Balasore: India test-fired its home-grown air-to-air beyond visual range (BVR) missile, the Astra, for the second time in two days from its Integrated Test Range (ITR) at Chandipur in the coastal district of Balasore, near here.
Officials said the Astra, meaning 'weapon' in Sanskrit, was tested just a little after 10 am on Monday. The fights are aimed at studying the ballistic performance and control of the missile at low altitudes and shorter ranges, as part of an ongoing development programme of the missile. The missile is apparently being tested for effectiveness in the 25-40 km range.
Scientists had tested the missile on Sunday as well.
Astra has been developed by the Hyderabad-based Defence Research and Development Laboratory (DRDL).
Meanwhile plans to test the Dhanush, a naval version of the Prithvi surface-to-surface missile, from a warship in the Bay of Bengal off the Orissa coast on Sunday have been postponed due to certain technical problems, according to sources. It would appear that the tests might have been brought forward to the next week.

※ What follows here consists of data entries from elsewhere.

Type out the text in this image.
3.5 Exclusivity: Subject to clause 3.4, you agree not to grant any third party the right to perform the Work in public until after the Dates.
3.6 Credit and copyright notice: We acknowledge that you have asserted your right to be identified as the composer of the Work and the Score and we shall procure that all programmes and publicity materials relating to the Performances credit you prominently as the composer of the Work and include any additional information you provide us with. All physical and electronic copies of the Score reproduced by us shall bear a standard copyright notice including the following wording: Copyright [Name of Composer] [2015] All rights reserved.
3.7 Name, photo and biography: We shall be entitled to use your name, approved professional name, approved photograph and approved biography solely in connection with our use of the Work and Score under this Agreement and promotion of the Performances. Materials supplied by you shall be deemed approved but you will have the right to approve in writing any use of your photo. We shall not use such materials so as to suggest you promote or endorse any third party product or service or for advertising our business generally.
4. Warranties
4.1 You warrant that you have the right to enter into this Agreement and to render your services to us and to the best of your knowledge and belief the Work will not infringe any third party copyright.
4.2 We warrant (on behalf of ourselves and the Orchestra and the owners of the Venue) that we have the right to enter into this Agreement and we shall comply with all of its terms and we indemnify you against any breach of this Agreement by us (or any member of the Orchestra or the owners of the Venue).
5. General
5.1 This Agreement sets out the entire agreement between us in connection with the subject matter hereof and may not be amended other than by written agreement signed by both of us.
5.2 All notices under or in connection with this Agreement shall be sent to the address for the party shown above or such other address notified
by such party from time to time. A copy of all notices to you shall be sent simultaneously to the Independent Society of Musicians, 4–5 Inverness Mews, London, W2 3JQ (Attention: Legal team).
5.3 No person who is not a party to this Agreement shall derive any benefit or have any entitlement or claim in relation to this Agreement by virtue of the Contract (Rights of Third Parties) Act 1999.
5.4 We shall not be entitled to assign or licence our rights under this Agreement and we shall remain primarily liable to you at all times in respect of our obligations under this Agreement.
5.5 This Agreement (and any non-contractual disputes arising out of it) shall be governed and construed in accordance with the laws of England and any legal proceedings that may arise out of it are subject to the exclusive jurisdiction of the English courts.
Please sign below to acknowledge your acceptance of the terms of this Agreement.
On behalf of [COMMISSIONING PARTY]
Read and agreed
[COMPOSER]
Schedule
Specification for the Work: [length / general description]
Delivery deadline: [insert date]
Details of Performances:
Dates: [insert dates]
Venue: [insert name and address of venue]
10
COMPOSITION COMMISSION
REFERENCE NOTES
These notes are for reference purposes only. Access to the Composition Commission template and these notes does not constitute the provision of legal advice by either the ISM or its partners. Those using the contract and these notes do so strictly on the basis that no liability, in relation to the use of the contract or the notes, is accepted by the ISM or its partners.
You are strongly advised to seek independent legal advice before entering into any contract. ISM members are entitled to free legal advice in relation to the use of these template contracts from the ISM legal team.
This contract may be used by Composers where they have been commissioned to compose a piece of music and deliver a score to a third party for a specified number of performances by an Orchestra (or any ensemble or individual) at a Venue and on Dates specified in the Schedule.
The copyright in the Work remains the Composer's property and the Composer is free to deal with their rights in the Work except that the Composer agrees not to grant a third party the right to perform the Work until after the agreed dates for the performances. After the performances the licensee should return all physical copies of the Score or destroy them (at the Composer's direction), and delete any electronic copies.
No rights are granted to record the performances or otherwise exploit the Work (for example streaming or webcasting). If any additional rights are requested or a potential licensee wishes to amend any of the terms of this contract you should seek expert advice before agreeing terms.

The Astra is the first indigenous air-to-air missile developed by India and is reported to have a strike range of 80 km in head-on chase and 15 km in tail chase. This missile has undergone tests earlier in 2003 and 2005. Reportedly the Astra uses an indigenously developed solid fuel propellant, though a rocket/ramjet propulsion system, similar to that used in the Akash SAM project, is also under consideration.
The missile has an onboard radio-frequency seeker and an active homing range of 15 km. Armed with a pre-fragmented warhead it is also fitted with a proximity fuse. Apart from the existing radar fuse, work may also be on to arm it with a new laser fuse.
It needs to be stressed that all this is dated information, and that over two years, since last tested, the missile's performance parameters may have changed.